Teaching English abroad is fantastic – you get to experience new cultures, take on new challenges, sample a whole new world of exotic beers… but, we will warn you, it’s not all cute kids and endless days on the beach. So, to help you remove those rose-tinted spectacles and manage your expectations about TEFL, we give you the truth about teaching English abroad…
It’s not a holiday
No matter which way you look at it, teaching English overseas is not a holiday – you’re there to live and work abroad, not to lounge around on the beach. So, don’t expect every single day to be sunshine and fun!
The upside: On holiday, you’re just a tourist taking snapshots, but when you’re working and living abroad, you’re actually in the picture yourself. This is your chance to really experience another culture, not just from the fringes, but right from the centre of the action.
You’ll always be a foreigner
OK, this might be stating the obvious, but being a foreigner does have implications. No matter how much you try to integrate yourself, you may still find yourself feeling isolated, stared at and well, foreign.
The upside: You may be seen as different, but you’ll also be seen as special. So you can expect to be taken out for lots of meals and drinks, and allowed to get away with behaviour that no local ever would! Plus, your English skills will probably see you becoming very popular indeed.
Things won’t run like they do at home
Whatever niggles you have with the way things run in your home country, you’ll probably find yourself longing for them when you move abroad. Any TEFL teacher will tell you that things can be slow, bureaucratic and liable to change at the last minute. Mix in the fact that you probably don’t speak the language fluently and you have a recipe for frustration.
The upside: You’re there to experience another culture, not to have everything run like it does back home – embrace the differences and go with the flow
Everything will be an epic mission, to start with at least
Even the most simple of expeditions, like going shopping or taking a bus, can turn into a mammoth task, complicated by language barriers, misunderstandings and general faff.
The upside: If everything becomes a little more inconvenient, it also becomes a little more exciting too – even the most mundane outing can turn into an adventure, peppered with serendipities and comedy moments. Plus, after a little while you’ll soon get the hang of life in your new home.

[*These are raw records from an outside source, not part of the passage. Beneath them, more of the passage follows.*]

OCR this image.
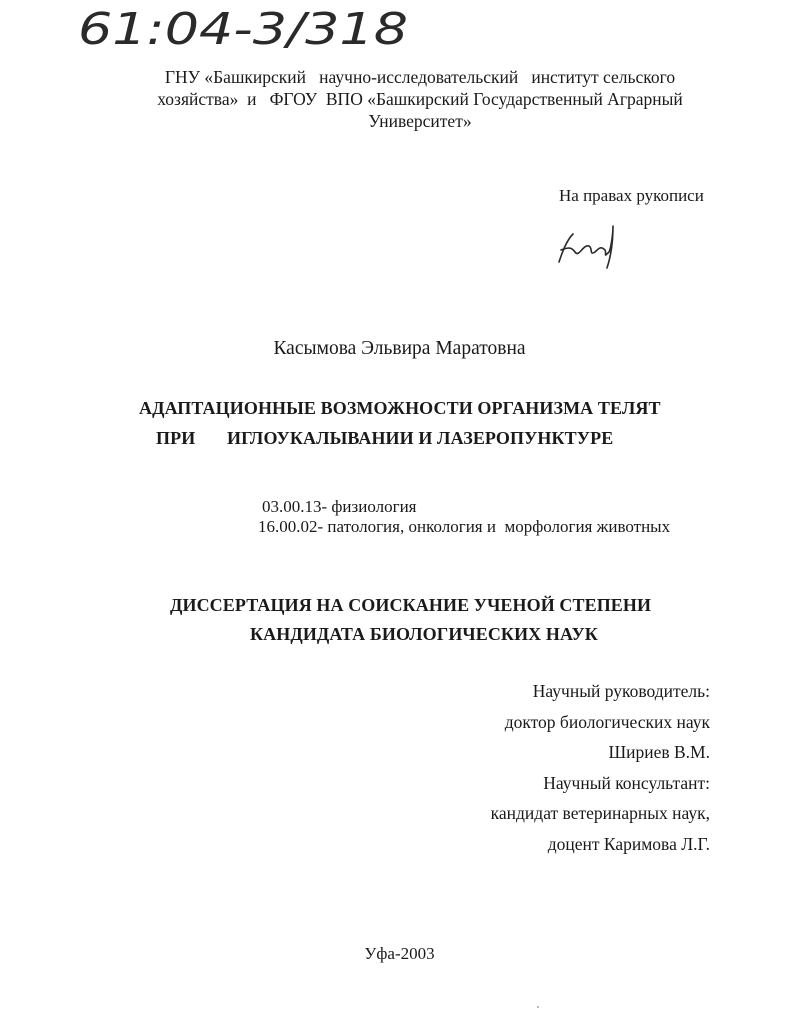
61:04-3/318
ГНУ «Башкирский   научно-исследовательский   институт сельского
хозяйства»  и   ФГОУ  ВПО «Башкирский Государственный Аграрный
Университет»
На правах рукописи
Касымова Эльвира Маратовна
АДАПТАЦИОННЫЕ ВОЗМОЖНОСТИ ОРГАНИЗМА ТЕЛЯТ
ПРИ ИГЛОУКАЛЫВАНИИ И ЛАЗЕРОПУНКТУРЕ
03.00.13- физиология
16.00.02- патология, онкология и  морфология животных
ДИССЕРТАЦИЯ НА СОИСКАНИЕ УЧЕНОЙ СТЕПЕНИ
КАНДИДАТА БИОЛОГИЧЕСКИХ НАУК
Научный руководитель:
доктор биологических наук
Шириев В.М.
Научный консультант:
кандидат ветеринарных наук,
доцент Каримова Л.Г.
Уфа-2003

Culture shock is a fact of life
No matter how much you prepare yourself for living in another country, you WILL get culture shock, and it could leave you feeling lonely, unhappy and generally discombobulate
The upside: Culture shock is one fact, but another fact is that you WILL get over it. There’s a great article here that can help if you are suffering from culture shock: http://www.tefl-chalkboard.com/travel-guides/181-How-to-Cope-With-Culture-Shock-While-Teaching-English-Abroad
Your students probably won’t be that well behaved
There’s something of a myth floating around in TEFL circles that kids in foreign countries are immaculately behaved angels, ready to sit and learn quietly and happily at all times. Funnily enough this is not the case – kids are kids, and by that we mean they can be boisterous, noisy and sometimes just plain unwilling to cooperate.
The upside: Do you really want to teach automatons? Your kids might not be well behaved, but they will be enthusiastic, energetic and generally a lot of fun. It might be tiring, but it will certainly be rewarding.
What do you think? What’s do you think the truth about teaching abroad is?